The distrbution of $(X_1,\ldots,X_n)$ is spherically symmetric about the mean vector, since it is $$ \text{constant}\cdot \exp\left( -\frac 1 2 \sum_{i=1}^n\left( \frac{x_i-\mu} \sigma \right)^2 \right)\,dx_1\,\cdots\,dx_n. $$
The distribution of an orthogonal projection of this random vector, which projection takes the mean vector to $0$, is spherically symmetric about $0$ in the lower-dimensional space onto which one projects. So let $(U_1,\ldots,U_{n-1})$ be the coordinates of $(X_1-\bar X,\ldots, X_n-\bar X)$ relative to some orthonormal basis of that $(n-1)$-dimensional subspace, and then you have $$ (X_1-\bar X)^2 + \cdots + (X_n-\bar X)^2 = U_1^2 + \cdots + U_{n-1}^2 \tag 1 $$ and $$ U_2,\ldots,U_n\sim\text{ i.i.d. }N(0,\sigma^2). $$
Therefore $(1)$ is distributed as $\sigma^2\chi^2_{n-1}$.
Also, notice that $\bar X$ is actually independent of $(X_1 - \bar X,\ldots,X_n-\bar X)$. That follows from the fact that they are jointly normally distributed and $\operatorname{cov}(\bar X, X_i-\bar X)=0$. That is also needed in order to conclude that you get a $t$-distribution.
PS: One can do this with matrices: There is an $n\times n$ matrix $Q$ for which $$ QX=Q\begin{bmatrix} X_1 \\ \vdots \\ X_n \end{bmatrix} = \begin{bmatrix} X_1 - \bar X \\ \vdots \\ X_n - \bar X \end{bmatrix}. $$ It satisfies $Q^2=Q^T=Q$. And $P=I-Q$ satisfies $P^2=P^T=P$, and $QP=PQ=0$. Then we have $$ \operatorname{cov}(PX, QX) = P\Big(\operatorname{cov}(X,X)\Big) Q^T = P(\sigma^2 I)Q^T = \sigma^2 PQ = 0. $$ and $$ QX \sim N(0,\sigma^2 Q\Big(\sigma^2 I\Big) Q^T) = N(0,\sigma^2 Q). $$ (We get $0$ as the mean hear because $Q$ times the mean vector is $0$.) Our denominator in the $t$-statistic is then $\|QX\|/\sqrt n$.

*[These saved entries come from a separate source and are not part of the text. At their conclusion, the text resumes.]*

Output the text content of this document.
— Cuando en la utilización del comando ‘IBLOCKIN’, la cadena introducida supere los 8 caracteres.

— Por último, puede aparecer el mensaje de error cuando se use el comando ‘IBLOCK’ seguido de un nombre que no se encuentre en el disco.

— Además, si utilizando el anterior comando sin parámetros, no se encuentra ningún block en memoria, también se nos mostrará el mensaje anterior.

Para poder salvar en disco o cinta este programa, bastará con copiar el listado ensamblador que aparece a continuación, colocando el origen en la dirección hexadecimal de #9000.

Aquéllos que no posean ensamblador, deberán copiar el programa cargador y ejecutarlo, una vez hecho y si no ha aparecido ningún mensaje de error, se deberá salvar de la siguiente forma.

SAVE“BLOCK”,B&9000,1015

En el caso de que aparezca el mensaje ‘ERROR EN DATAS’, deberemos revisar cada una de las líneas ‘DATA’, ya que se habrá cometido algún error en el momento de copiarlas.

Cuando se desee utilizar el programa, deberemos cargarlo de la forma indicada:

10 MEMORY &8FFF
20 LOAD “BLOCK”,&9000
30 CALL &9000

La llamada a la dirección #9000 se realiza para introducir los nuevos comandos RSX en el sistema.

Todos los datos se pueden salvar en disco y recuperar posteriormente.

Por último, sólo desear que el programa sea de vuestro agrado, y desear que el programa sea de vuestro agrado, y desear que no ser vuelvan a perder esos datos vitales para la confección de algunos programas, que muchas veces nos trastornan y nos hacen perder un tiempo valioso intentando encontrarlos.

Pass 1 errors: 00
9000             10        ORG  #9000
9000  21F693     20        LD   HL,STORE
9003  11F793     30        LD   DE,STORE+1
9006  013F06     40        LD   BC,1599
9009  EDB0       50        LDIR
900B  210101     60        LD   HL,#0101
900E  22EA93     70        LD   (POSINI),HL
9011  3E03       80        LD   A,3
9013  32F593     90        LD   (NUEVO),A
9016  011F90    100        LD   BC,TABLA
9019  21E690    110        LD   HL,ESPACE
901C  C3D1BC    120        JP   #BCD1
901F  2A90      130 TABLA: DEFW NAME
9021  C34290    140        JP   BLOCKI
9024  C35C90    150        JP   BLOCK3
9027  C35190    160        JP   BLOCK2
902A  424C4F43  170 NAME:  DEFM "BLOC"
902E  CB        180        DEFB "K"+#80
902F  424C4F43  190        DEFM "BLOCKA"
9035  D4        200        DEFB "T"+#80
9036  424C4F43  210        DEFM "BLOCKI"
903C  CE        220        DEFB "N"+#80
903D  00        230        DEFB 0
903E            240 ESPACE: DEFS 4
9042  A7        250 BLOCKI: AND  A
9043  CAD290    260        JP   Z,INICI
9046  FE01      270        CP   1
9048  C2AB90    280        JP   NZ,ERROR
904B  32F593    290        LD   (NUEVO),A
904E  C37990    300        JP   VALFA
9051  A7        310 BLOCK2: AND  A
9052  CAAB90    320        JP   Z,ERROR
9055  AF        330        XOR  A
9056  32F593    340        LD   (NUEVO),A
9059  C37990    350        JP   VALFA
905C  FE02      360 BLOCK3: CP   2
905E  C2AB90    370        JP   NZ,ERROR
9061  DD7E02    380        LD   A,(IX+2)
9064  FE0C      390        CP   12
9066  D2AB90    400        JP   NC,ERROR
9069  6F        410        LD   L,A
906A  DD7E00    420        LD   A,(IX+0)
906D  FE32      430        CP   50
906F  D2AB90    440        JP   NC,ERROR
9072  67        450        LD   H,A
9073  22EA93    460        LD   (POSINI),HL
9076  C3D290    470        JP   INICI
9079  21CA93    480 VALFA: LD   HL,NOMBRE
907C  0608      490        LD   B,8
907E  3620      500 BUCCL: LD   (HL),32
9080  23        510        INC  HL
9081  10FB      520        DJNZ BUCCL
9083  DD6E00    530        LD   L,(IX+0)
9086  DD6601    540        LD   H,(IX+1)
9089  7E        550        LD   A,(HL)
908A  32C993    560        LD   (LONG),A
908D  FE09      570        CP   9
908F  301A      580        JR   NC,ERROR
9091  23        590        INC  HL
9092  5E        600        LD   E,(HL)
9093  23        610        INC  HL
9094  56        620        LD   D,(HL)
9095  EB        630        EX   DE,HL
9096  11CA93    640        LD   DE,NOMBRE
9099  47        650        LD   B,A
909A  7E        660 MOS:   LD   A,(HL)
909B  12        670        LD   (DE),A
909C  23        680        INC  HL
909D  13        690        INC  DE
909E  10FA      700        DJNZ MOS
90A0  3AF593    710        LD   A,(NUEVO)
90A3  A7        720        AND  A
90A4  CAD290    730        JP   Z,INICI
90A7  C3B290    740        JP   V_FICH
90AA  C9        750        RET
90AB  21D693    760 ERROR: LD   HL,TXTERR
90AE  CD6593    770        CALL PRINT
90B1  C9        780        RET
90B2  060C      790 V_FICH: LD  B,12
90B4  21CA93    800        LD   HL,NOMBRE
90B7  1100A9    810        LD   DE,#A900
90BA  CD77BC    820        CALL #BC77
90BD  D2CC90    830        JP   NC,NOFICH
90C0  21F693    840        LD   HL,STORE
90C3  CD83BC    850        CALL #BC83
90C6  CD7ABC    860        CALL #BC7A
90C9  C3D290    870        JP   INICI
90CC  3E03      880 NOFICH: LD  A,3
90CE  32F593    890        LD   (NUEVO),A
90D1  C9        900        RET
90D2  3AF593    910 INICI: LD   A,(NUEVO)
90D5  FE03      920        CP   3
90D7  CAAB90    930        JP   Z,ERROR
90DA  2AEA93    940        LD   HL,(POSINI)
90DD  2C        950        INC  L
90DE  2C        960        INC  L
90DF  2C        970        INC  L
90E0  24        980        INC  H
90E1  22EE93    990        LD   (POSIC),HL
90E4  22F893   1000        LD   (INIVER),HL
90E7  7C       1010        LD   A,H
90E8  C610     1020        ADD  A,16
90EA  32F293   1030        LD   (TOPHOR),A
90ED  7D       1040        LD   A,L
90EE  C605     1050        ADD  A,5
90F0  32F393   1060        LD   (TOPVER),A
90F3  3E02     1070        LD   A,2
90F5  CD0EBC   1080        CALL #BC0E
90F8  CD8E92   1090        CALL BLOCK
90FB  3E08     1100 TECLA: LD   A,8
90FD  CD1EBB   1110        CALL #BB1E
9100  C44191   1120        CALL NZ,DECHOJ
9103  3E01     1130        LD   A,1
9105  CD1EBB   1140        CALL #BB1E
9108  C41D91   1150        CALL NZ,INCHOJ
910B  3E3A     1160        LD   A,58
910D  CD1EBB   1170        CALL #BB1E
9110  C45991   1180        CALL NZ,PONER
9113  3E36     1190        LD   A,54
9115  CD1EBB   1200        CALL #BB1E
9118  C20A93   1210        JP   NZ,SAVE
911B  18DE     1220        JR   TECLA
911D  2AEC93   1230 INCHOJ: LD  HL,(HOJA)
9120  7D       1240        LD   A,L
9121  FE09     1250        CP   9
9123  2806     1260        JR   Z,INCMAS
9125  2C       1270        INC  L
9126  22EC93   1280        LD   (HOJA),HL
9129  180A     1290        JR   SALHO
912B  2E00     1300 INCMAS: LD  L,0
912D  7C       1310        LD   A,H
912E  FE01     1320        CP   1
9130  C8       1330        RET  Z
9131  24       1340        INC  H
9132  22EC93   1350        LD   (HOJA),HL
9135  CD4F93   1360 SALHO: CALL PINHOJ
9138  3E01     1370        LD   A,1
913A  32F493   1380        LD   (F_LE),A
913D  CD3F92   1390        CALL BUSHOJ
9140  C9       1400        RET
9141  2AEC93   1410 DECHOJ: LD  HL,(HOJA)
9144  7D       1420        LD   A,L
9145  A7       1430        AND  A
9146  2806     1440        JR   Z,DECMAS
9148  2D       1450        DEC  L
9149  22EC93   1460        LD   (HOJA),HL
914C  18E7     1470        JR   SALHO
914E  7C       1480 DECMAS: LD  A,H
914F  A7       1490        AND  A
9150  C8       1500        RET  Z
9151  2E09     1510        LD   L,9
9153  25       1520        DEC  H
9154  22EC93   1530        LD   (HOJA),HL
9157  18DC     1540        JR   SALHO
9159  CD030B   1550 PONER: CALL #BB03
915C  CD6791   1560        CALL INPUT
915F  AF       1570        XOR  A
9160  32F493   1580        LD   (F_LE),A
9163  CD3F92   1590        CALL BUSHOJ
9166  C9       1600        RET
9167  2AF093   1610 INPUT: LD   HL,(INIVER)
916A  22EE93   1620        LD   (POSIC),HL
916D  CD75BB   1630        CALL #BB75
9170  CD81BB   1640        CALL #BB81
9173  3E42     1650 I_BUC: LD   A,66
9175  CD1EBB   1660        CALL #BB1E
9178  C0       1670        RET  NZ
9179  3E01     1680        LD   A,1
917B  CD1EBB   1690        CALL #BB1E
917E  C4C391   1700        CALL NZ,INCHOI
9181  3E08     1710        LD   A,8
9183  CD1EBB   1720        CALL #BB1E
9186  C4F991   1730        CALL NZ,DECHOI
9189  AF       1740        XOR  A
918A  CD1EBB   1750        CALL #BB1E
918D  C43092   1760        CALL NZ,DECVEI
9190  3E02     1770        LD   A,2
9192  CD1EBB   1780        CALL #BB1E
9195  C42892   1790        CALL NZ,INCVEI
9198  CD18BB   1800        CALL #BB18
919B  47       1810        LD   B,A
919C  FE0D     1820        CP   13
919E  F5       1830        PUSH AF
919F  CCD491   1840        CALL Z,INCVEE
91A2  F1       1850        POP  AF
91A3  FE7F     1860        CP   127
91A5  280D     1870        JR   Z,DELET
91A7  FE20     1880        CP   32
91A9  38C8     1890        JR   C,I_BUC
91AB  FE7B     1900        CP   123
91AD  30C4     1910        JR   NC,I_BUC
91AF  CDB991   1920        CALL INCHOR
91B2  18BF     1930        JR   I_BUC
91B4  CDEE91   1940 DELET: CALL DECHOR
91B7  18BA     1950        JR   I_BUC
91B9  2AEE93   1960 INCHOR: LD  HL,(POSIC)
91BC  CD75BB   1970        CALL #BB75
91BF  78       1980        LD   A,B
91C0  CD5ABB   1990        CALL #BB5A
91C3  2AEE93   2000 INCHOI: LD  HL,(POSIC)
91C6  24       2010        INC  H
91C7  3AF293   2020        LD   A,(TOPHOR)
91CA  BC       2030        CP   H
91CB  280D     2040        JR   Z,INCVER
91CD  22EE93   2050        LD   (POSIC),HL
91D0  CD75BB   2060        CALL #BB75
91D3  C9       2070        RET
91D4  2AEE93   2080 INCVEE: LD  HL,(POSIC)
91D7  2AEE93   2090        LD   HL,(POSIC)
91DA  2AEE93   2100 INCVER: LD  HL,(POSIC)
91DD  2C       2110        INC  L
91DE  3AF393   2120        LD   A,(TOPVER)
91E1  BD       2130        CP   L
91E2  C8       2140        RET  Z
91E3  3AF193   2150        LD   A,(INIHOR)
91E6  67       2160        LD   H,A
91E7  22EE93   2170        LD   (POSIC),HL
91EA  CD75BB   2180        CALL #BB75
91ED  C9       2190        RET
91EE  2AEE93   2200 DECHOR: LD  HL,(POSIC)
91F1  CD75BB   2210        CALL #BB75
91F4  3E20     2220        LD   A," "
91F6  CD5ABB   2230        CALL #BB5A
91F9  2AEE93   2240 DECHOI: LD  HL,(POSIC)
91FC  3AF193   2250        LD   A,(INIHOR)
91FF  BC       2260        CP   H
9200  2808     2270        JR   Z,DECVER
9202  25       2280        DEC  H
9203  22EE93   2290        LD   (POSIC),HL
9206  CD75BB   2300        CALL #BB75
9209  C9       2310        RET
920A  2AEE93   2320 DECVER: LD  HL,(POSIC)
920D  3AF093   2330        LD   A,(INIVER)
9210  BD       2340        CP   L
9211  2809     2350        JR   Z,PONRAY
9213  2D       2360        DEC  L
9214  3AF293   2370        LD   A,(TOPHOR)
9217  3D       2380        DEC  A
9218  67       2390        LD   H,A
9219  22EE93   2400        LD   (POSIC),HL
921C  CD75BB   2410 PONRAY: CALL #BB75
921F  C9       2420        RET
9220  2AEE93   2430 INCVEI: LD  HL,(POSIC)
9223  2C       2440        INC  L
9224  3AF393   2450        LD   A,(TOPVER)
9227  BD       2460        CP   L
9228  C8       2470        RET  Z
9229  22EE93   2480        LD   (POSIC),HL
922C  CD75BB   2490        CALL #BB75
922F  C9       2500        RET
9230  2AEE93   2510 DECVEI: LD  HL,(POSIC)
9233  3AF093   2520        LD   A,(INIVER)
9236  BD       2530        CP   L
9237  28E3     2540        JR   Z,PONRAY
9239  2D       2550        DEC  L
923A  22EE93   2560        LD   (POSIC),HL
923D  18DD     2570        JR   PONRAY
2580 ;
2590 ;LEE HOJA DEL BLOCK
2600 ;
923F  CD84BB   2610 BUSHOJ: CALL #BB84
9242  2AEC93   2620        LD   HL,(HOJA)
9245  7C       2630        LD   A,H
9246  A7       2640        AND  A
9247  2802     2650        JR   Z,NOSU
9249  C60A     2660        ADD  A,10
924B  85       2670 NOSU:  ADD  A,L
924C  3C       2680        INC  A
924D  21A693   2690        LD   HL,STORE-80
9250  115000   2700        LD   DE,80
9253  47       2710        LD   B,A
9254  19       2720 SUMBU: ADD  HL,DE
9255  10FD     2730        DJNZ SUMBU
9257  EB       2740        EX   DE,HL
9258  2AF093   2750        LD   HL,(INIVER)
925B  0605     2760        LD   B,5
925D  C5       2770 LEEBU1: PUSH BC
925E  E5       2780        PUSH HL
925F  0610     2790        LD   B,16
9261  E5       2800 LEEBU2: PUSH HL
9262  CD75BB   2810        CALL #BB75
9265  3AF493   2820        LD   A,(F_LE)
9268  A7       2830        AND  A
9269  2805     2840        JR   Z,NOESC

PS: Here's somewhat different way of expressing it. The vector $(X_1,\ldots,X_n)$ has expected value $(\mu,\ldots,\mu)$. Let $(U_1,\ldots,U_{n-1},U_n)$ be the coordinates of the point $(X_1,\ldots,X_n)$ in a different coordinate system: The $n$th component $U_n$ is the position on an axis pointing from $(0,\ldots,0)$ in the direction of $(\mu,\ldots,\mu)$, and let the other $U_k$, for $k=1,\ldots,n-1$ are components in directions at right angles to that one. In the first coordinate system, the projection of $(X_1,\ldots,X_n)$ onto the space in which the sum of the components is $0$ is $(X_1-\bar X,\ldots,X_n-\bar X)$. In the second coordinate system the projection of $(U_1,\ldots,U_{n-1},U_n)$ onto that same space is $(U_1,\ldots,U_{n-1},0)$. Transforming $(\mu,\ldots,\mu)$ into the second coordinate system, we get $(0,\ldots,0,\mu\sqrt n)$, and the projection of that onto the aforementioned subspace is $(0,\ldots,0,0)$. Hence $(X_1-\bar X)^2+\cdots+(X_n-\bar X)^2 = U_1^2+\cdots+U_{n-1}^2$ and $U_1,\ldots,U_{n-1}\sim\text{ i.i.d. } N(0,\sigma^2)$.